The median age in the city was 46 years. 12.5% of residents were under the age of 18; 0.0% were between the ages of 18 and 24; 33.4% were from 25 to 44; 37.5% were from 45 to 64; and 16.7% were 65 years of age or older. The gender makeup of the city was 50.0% male and 50.0% female.

===2000 census===
As of the census of 2000, there were 35 people, 13 households, and 6 families living in the city. The population density was 729.0 PD/sqmi. There were 20 housing units at an average density of 416.6 /sqmi. Every resident is White.

There were 13 households, out of which 23.1% had children under the age of 18 living with them, 38.5% were married couples living together, 7.7% had a female householder with no husband present, and 53.8% were non-families. 46.2% of all households were made up of individuals, and 30.8% had someone living alone who was 65 years of age or older. The average household size was 2.69 and the average family size was 4.00.
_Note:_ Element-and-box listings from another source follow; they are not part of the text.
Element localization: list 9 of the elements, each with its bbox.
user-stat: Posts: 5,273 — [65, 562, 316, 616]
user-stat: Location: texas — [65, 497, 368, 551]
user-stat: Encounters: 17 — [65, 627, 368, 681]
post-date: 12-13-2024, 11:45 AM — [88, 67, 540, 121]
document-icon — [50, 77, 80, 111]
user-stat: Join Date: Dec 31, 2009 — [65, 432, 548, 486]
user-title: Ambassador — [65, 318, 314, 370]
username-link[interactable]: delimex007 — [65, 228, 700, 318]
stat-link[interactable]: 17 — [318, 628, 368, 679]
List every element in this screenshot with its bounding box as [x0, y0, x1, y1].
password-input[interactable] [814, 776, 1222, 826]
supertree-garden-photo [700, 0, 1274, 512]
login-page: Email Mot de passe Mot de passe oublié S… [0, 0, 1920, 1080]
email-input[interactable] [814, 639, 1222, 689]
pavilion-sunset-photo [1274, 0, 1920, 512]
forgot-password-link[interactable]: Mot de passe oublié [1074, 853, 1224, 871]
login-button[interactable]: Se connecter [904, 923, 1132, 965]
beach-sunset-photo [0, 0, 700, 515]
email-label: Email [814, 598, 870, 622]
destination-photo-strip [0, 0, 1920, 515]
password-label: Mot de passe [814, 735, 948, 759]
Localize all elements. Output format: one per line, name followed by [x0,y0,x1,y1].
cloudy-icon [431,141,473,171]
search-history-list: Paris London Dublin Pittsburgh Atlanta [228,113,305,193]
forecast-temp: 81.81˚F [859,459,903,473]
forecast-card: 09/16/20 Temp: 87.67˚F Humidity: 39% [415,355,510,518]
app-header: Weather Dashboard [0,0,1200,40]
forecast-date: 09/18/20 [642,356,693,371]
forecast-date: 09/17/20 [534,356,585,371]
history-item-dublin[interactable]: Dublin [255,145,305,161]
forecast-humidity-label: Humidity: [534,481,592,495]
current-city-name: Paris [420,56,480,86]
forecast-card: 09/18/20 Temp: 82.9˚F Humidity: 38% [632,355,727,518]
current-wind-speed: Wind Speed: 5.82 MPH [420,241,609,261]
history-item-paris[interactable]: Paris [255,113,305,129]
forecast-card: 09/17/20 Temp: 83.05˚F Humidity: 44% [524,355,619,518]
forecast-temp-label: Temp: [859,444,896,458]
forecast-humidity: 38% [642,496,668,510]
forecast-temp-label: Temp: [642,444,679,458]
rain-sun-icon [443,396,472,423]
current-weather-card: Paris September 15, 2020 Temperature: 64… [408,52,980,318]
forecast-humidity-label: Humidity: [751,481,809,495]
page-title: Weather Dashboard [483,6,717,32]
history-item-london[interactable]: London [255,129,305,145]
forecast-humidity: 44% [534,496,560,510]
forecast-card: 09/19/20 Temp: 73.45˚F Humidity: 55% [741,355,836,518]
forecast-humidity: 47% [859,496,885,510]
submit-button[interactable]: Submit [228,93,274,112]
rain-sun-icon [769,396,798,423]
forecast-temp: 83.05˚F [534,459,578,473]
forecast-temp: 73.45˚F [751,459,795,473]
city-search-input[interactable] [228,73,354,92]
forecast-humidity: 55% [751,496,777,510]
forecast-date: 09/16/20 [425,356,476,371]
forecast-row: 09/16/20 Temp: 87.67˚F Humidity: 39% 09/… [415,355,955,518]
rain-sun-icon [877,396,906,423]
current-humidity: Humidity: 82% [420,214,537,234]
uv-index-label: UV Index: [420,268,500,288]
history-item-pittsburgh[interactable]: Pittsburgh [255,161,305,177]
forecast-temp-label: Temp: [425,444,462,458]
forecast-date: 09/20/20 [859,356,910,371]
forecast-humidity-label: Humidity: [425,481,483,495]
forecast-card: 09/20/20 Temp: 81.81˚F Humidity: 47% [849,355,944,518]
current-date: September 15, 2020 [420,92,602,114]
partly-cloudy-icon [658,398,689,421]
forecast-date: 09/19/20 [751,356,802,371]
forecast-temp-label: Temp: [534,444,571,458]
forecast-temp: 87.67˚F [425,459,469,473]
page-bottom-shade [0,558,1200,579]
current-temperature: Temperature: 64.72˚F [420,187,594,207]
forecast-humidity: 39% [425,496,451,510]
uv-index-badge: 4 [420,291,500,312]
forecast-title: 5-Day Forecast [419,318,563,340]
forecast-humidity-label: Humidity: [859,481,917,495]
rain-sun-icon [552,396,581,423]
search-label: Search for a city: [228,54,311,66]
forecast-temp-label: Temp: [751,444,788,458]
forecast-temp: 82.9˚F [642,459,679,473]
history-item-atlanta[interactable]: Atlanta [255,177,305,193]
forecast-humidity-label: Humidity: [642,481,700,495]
In the city, the population was spread out, with 37.1% under the age of 18, 5.7% from 18 to 24, 28.6% from 25 to 44, 11.4% from 45 to 64, and 17.1% who were 65 years of age or older. The median age was 30 years. For every 100 females, there were 105.9 males. For every 100 females age 18 and over, there were 144.4 males.

The median income for a household in the city was $29,583, and the median income for a family was $46,250. Males had a median income of $20,625 versus $38,750 for females. The per capita income for the city was $11,326. There were no families and 2.9% of the population living below the poverty line, including no under eighteens and none of those over 64.

==Education==
The community is served by Clay County USD 379 public school district.